Okumayı bir güneşe ve suya benzetiyorum. Nasıl insanların suya ve güneşe ihtiyaçları varsa, bizim de okumaya ihtiyacımız vardır. Çünkü geleceğin sağlam temeli okuma üzerinedir. Şu anda okuyanlar teknikte, bilim de ilerlemeleri dünyanın ekonomisini ellerinde tutmaları ve dünyayı yönetmenleri hep okumakla olmuştur. Onlar dünyada söz sahibidir. Neden biz söz sahibi değiliz? Çünkü bizim teknikte, bilim de yaptığımız bir başarı yok. Her şeyi dışarıdan alıyoruz. Cep telefonlarından indirilen programları bile dışarıdan alıyoruz. Hâlbuki gençlerimiz okumuş ve iyi bir eğitim almış olsalar gerek teknikte, gerek bilim de biz üretip dışarıya ihracat yapacağız. Türkiye'nin geleceği yetişen gençlerin iyi okumasına bağlı. Okuyan, araştıran bir gençlik yoksa Türkiye biter ve tükenir.

Şimdiye kadar kaç kitap çevirisi yaptınız?

Şimdiye kadar otuz beş ile kırk arası kitap çevirisi yaptım.

2019' dan beri dünyayı saran ve milyonlarca insanın ölümüne neden olan Covid-19 hakkında neler düşünüyorsunuz?

Canab-ı Allah'ın insanlara vermiş olduğu bir imtihandır. Bunun üstesinden ancak bilimsel çalışmalarla gelebiliriz. Bilim adamlarının çalışmalarına önem vermeliyiz. Onların söylediklerine uymalıyız. Kulak arkası etmemeliyiz.

Yazmış olduğunuz eserleriniz, istediğiniz şekilde okuyucuya ulaşıyor mu? Okuyucularınızın size dönüşleri nasıl oluyor?

Zaman zaman kitap okuyucularından bana dönüşler oluyor.
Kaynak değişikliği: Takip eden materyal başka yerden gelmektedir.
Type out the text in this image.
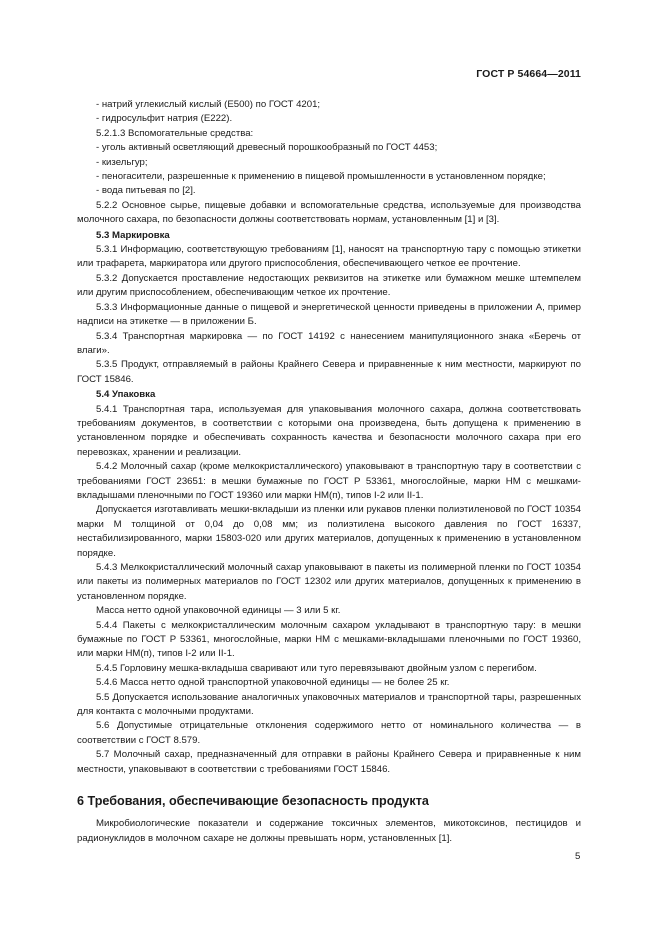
ГОСТ Р 54664—2011
- натрий углекислый кислый (Е500) по ГОСТ 4201;
- гидросульфит натрия (Е222).
5.2.1.3 Вспомогательные средства:
- уголь активный осветляющий древесный порошкообразный по ГОСТ 4453;
- кизельгур;
- пеногасители, разрешенные к применению в пищевой промышленности в установленном порядке;
- вода питьевая по [2].
5.2.2 Основное сырье, пищевые добавки и вспомогательные средства, используемые для производства молочного сахара, по безопасности должны соответствовать нормам, установленным [1] и [3].
5.3 Маркировка
5.3.1 Информацию, соответствующую требованиям [1], наносят на транспортную тару с помощью этикетки или трафарета, маркиратора или другого приспособления, обеспечивающего четкое ее прочтение.
5.3.2 Допускается проставление недостающих реквизитов на этикетке или бумажном мешке штемпелем или другим приспособлением, обеспечивающим четкое их прочтение.
5.3.3 Информационные данные о пищевой и энергетической ценности приведены в приложении А, пример надписи на этикетке — в приложении Б.
5.3.4 Транспортная маркировка — по ГОСТ 14192 с нанесением манипуляционного знака «Беречь от влаги».
5.3.5 Продукт, отправляемый в районы Крайнего Севера и приравненные к ним местности, маркируют по ГОСТ 15846.
5.4 Упаковка
5.4.1 Транспортная тара, используемая для упаковывания молочного сахара, должна соответствовать требованиям документов, в соответствии с которыми она произведена, быть допущена к применению в установленном порядке и обеспечивать сохранность качества и безопасности молочного сахара при его перевозках, хранении и реализации.
5.4.2 Молочный сахар (кроме мелкокристаллического) упаковывают в транспортную тару в соответствии с требованиями ГОСТ 23651: в мешки бумажные по ГОСТ Р 53361, многослойные, марки НМ с мешками-вкладышами пленочными по ГОСТ 19360 или марки НМ(п), типов I-2 или II-1.
Допускается изготавливать мешки-вкладыши из пленки или рукавов пленки полиэтиленовой по ГОСТ 10354 марки М толщиной от 0,04 до 0,08 мм; из полиэтилена высокого давления по ГОСТ 16337, нестабилизированного, марки 15803-020 или других материалов, допущенных к применению в установленном порядке.
5.4.3 Мелкокристаллический молочный сахар упаковывают в пакеты из полимерной пленки по ГОСТ 10354 или пакеты из полимерных материалов по ГОСТ 12302 или других материалов, допущенных к применению в установленном порядке.
Масса нетто одной упаковочной единицы — 3 или 5 кг.
5.4.4 Пакеты с мелкокристаллическим молочным сахаром укладывают в транспортную тару: в мешки бумажные по ГОСТ Р 53361, многослойные, марки НМ с мешками-вкладышами пленочными по ГОСТ 19360, или марки НМ(п), типов I-2 или II-1.
5.4.5 Горловину мешка-вкладыша сваривают или туго перевязывают двойным узлом с перегибом.
5.4.6 Масса нетто одной транспортной упаковочной единицы — не более 25 кг.
5.5 Допускается использование аналогичных упаковочных материалов и транспортной тары, разрешенных для контакта с молочными продуктами.
5.6 Допустимые отрицательные отклонения содержимого нетто от номинального количества — в соответствии с ГОСТ 8.579.
5.7 Молочный сахар, предназначенный для отправки в районы Крайнего Севера и приравненные к ним местности, упаковывают в соответствии с требованиями ГОСТ 15846.
6 Требования, обеспечивающие безопасность продукта
Микробиологические показатели и содержание токсичных элементов, микотоксинов, пестицидов и радионуклидов в молочном сахаре не должны превышать норм, установленных [1].
5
Geçen günlerde bir okurum İzmir'den aradı, " Allah ömrümden on senesini size versin İnşallah." dedi.

Bunu söylemeden geçmek istemiyorum. Kimi beni arayıp, " Hocam isminizi yazdığımız kitaba vermek istiyoruz." diyorlar. Onlara, " Siz nasıl çocuğum olmayan bir kitaba ismimi verirsiniz diyorum."

Bizim kitaplarımızı severek okuyan ve bizi takip eden okuyucularımıza, buradan hepsine teşekkür ediyorum. 

Hocam son olarak bizlere evinin kapısını açıp bizi ağırladığınız için, bizimle yaptığınız samimi söyleşiniz ve naif kişiliğiniz için çok teşekkür ediyoruz. Canab- ı Allah sizlere sağlıklı ve huzurlu bir ömür nasip etsin.

Sizinle söyleşi yapmak benim için bir gururdur. Başarılarınızın devamını diliyorum. Sizleri Canab-ı Allah'a emanet ediyorum.